OK, this is not relevant to Talking Brains, but I figure it's a public service announcement ... I just bought a book based on its title.

James Watson just wrote a biography, and I thought the title was really good, in all its ambiguity: Avoid Boring People. As a professor and someone who lectures occasionally, I realize that nothing is worse than boring people. And as a human being, few things are more irritating than having to hang out with boring people. So, Watson's title is pretty good, and it promised to be an interesting read.
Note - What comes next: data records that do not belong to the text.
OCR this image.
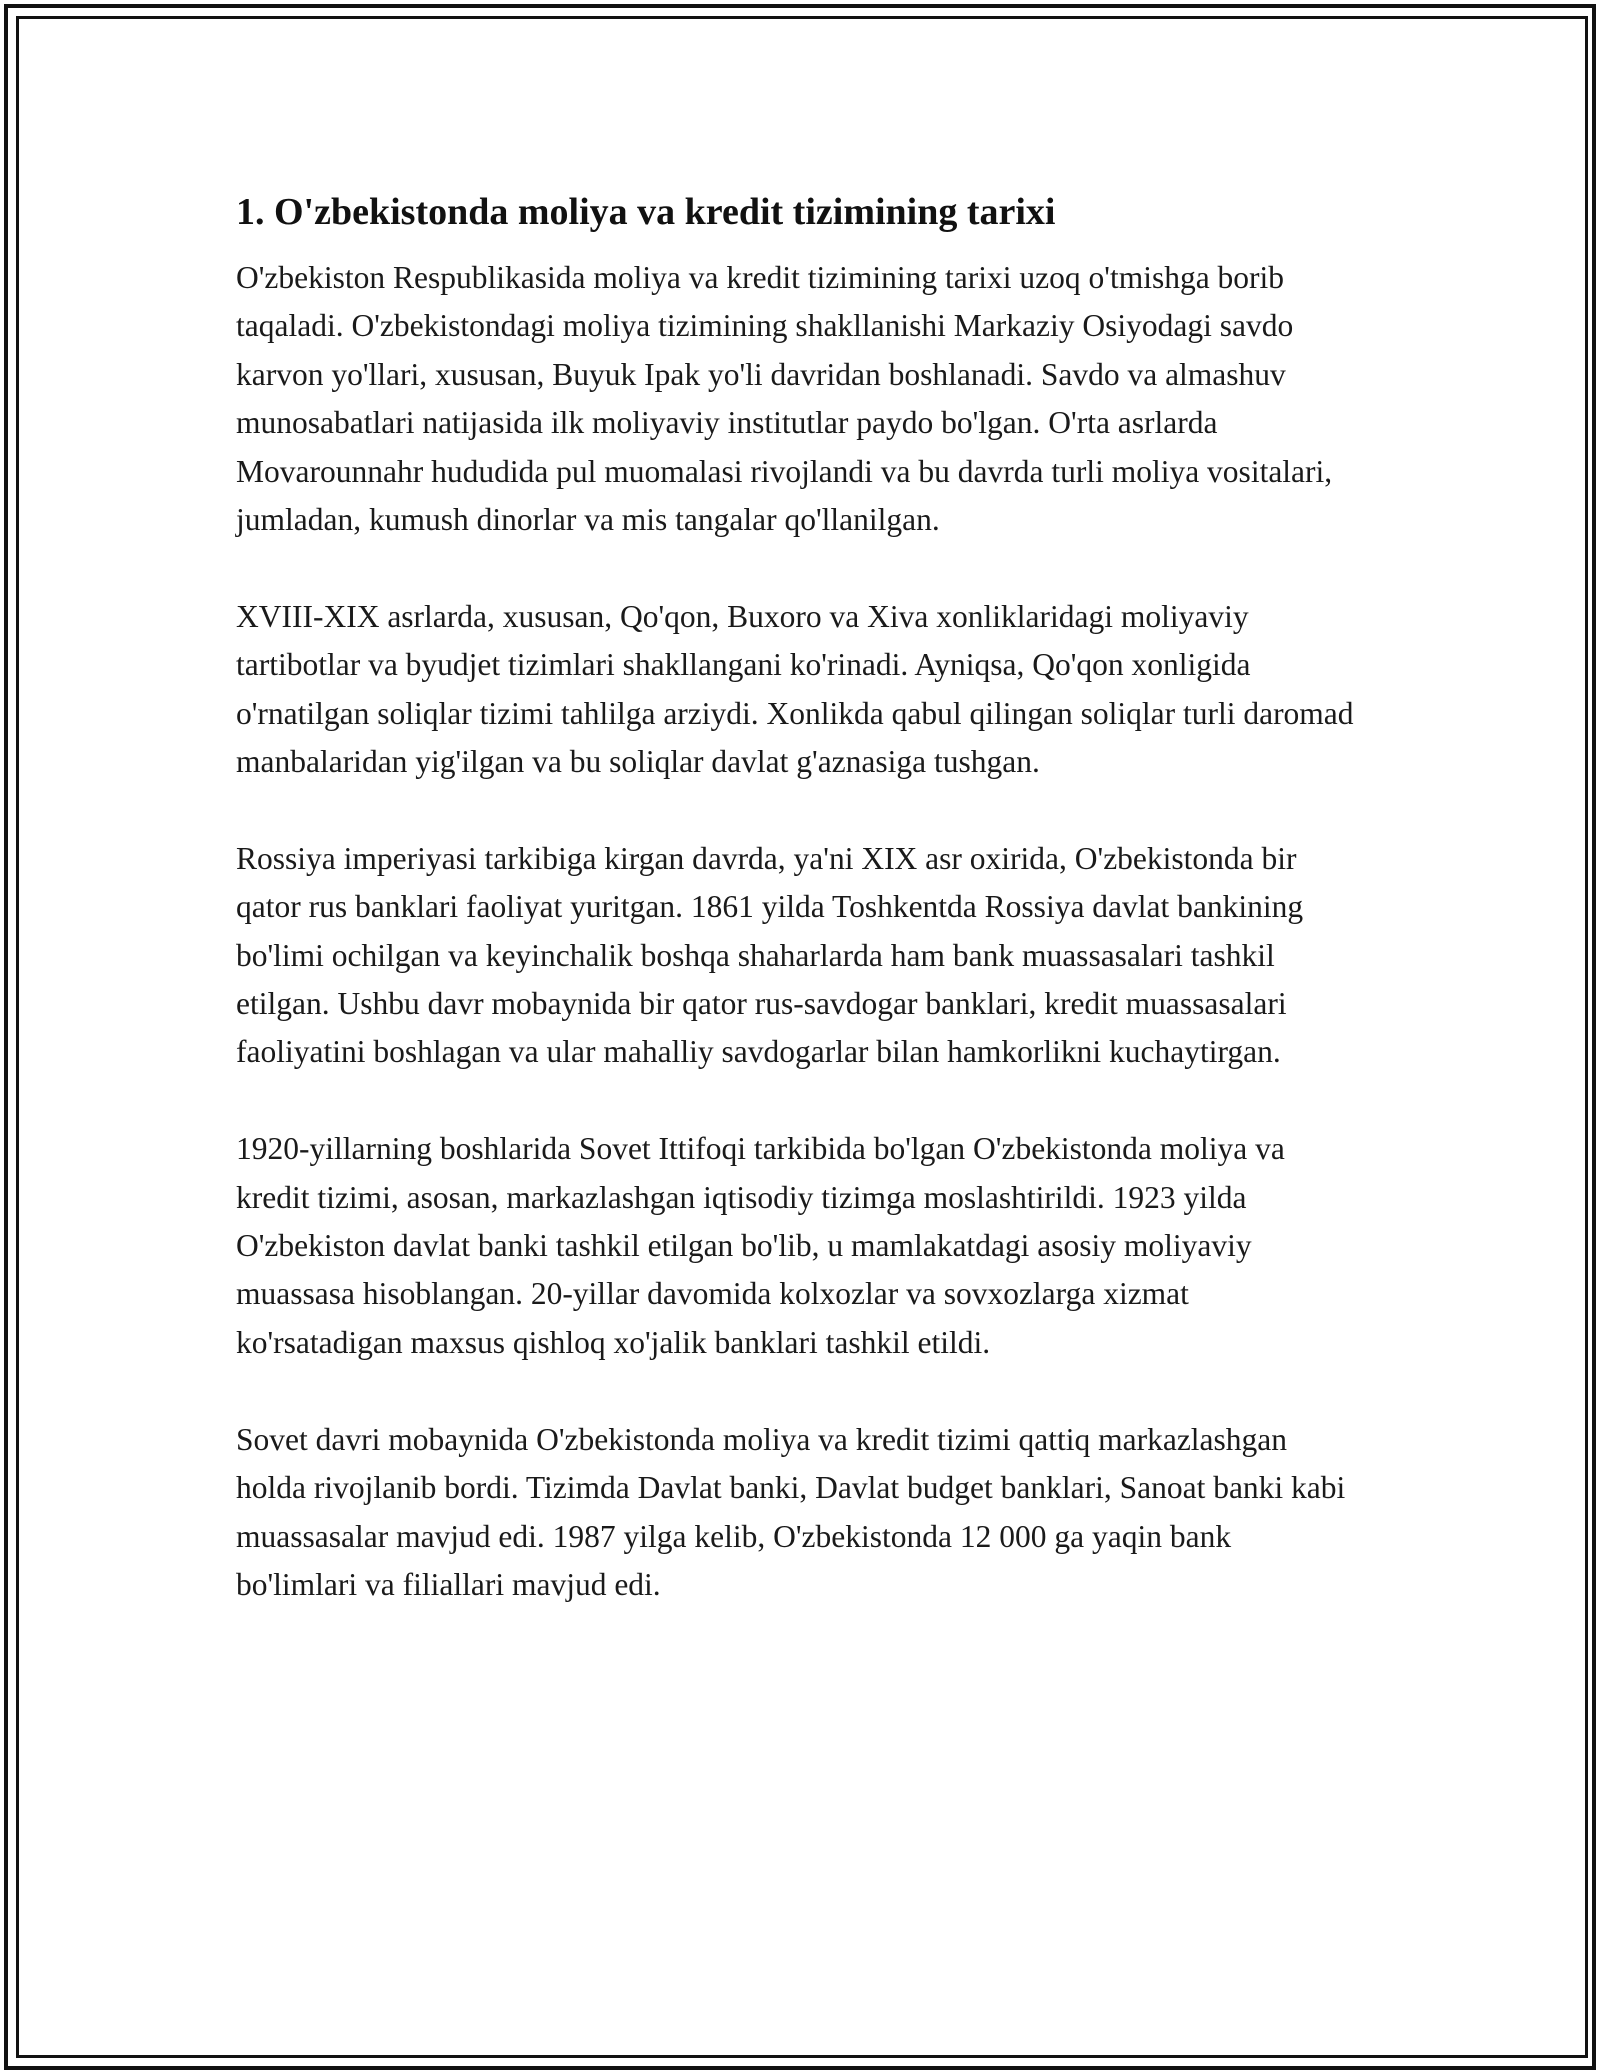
1. O'zbekistonda moliya va kredit tizimining tarixi

O'zbekiston Respublikasida moliya va kredit tizimining tarixi uzoq o'tmishga borib taqaladi. O'zbekistondagi moliya tizimining shakllanishi Markaziy Osiyodagi savdo karvon yo'llari, xususan, Buyuk Ipak yo'li davridan boshlanadi. Savdo va almashuv munosabatlari natijasida ilk moliyaviy institutlar paydo bo'lgan. O'rta asrlarda Movarounnahr hududida pul muomalasi rivojlandi va bu davrda turli moliya vositalari, jumladan, kumush dinorlar va mis tangalar qo'llanilgan.

XVIII-XIX asrlarda, xususan, Qo'qon, Buxoro va Xiva xonliklaridagi moliyaviy tartibotlar va byudjet tizimlari shakllangani ko'rinadi. Ayniqsa, Qo'qon xonligida o'rnatilgan soliqlar tizimi tahlilga arziydi. Xonlikda qabul qilingan soliqlar turli daromad manbalaridan yig'ilgan va bu soliqlar davlat g'aznasiga tushgan.

Rossiya imperiyasi tarkibiga kirgan davrda, ya'ni XIX asr oxirida, O'zbekistonda bir qator rus banklari faoliyat yuritgan. 1861 yilda Toshkentda Rossiya davlat bankining bo'limi ochilgan va keyinchalik boshqa shaharlarda ham bank muassasalari tashkil etilgan. Ushbu davr mobaynida bir qator rus-savdogar banklari, kredit muassasalari faoliyatini boshlagan va ular mahalliy savdogarlar bilan hamkorlikni kuchaytirgan.

1920-yillarning boshlarida Sovet Ittifoqi tarkibida bo'lgan O'zbekistonda moliya va kredit tizimi, asosan, markazlashgan iqtisodiy tizimga moslashtirildi. 1923 yilda O'zbekiston davlat banki tashkil etilgan bo'lib, u mamlakatdagi asosiy moliyaviy muassasa hisoblangan. 20-yillar davomida kolxozlar va sovxozlarga xizmat ko'rsatadigan maxsus qishloq xo'jalik banklari tashkil etildi.

Sovet davri mobaynida O'zbekistonda moliya va kredit tizimi qattiq markazlashgan holda rivojlanib bordi. Tizimda Davlat banki, Davlat budget banklari, Sanoat banki kabi muassasalar mavjud edi. 1987 yilga kelib, O'zbekistonda 12 000 ga yaqin bank bo'limlari va filiallari mavjud edi.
Fatal flaw: this book is boring. He bored me, and showed himself as boorish. The book is an endless series of anecdotes about his stations in academia, what a lovely guy he is, how many Radcliffe undergrads he dated, how many people's careers he helped, and so on. This might be riveting, if you're in a circle of people who already know everyone here, but otherwise it's just plain boring. So he committed the cardinal sin of boring me. This is disappointing, because his snarkiness and directness promised to make for some amusing stuff--but I guess he just turns out to be another old fart who needs to recycle old files in his cabinet.

Possibly the most annoying part of the book isn't the boring anecdotes or the boorish remarks on his relationships with women, but the pretentious "remembered lessons" at the end of each chapter. These are supposed to be life lessons that give interesting insights into how to do science and be a big deal, but they end up being comments at the level of "work with a teammate who is your intellectual equal." Gee, thanks, JD. That's real good. Who woulda thunk it. Never occurred to anyone.

So while I love the title and I absolutely agree with its message, in all its ambiguity, this book is really weak.

6 comments:

marcj said...

So, apparently he's a bit of a racist schnook as well, at least according to the BBC: http://news.bbc.co.uk/2/hi/uk_news/england/london/7050020.stm

Sad that there's a hundred ways to be smart, and you only need to be one of them to get a Nobel prize (or a Nature pub!)

Bill Idsardi said...

Very clever way to get the hitcount up ;-)
More from Wired:
http://blog.wired.com/wiredscience/2007/10/the-dog-ate-our.html

Anonymous said...

This is a bit like announcing that the milk's gone sour -- I believe you , but I kind of want to smell it too.

David Poeppel said...

I think that the comments that Watson has made in the past few days show, alas, that maybe he's not that smart after all. Maybe he was just a decent chemist who was at the right place at the right time. He could not avoid boring people and also not avoid insulting people, so I suppose we should not give him any more press, not buy his book, and have him skewered by Colbert.
And in that spirit: Colbert for president. Yay.

gcogan said...

A follow-up:
http://news.yahoo.com/s/ap/20071025/ap_on_sc/controversial_scientist;_ylt=AjGd_oo12cD4Sj5ny3aCZNkDW7oF

Anonymous said...

I couldn't follow Greg's latest link, so I could be posting the same stuff again, but Watson's official reply can be found here:

http://comment.independent.co.uk/commentators/article3075642.ece

I don't think it helps him much though as various UK universities canceled his talks even after it was published.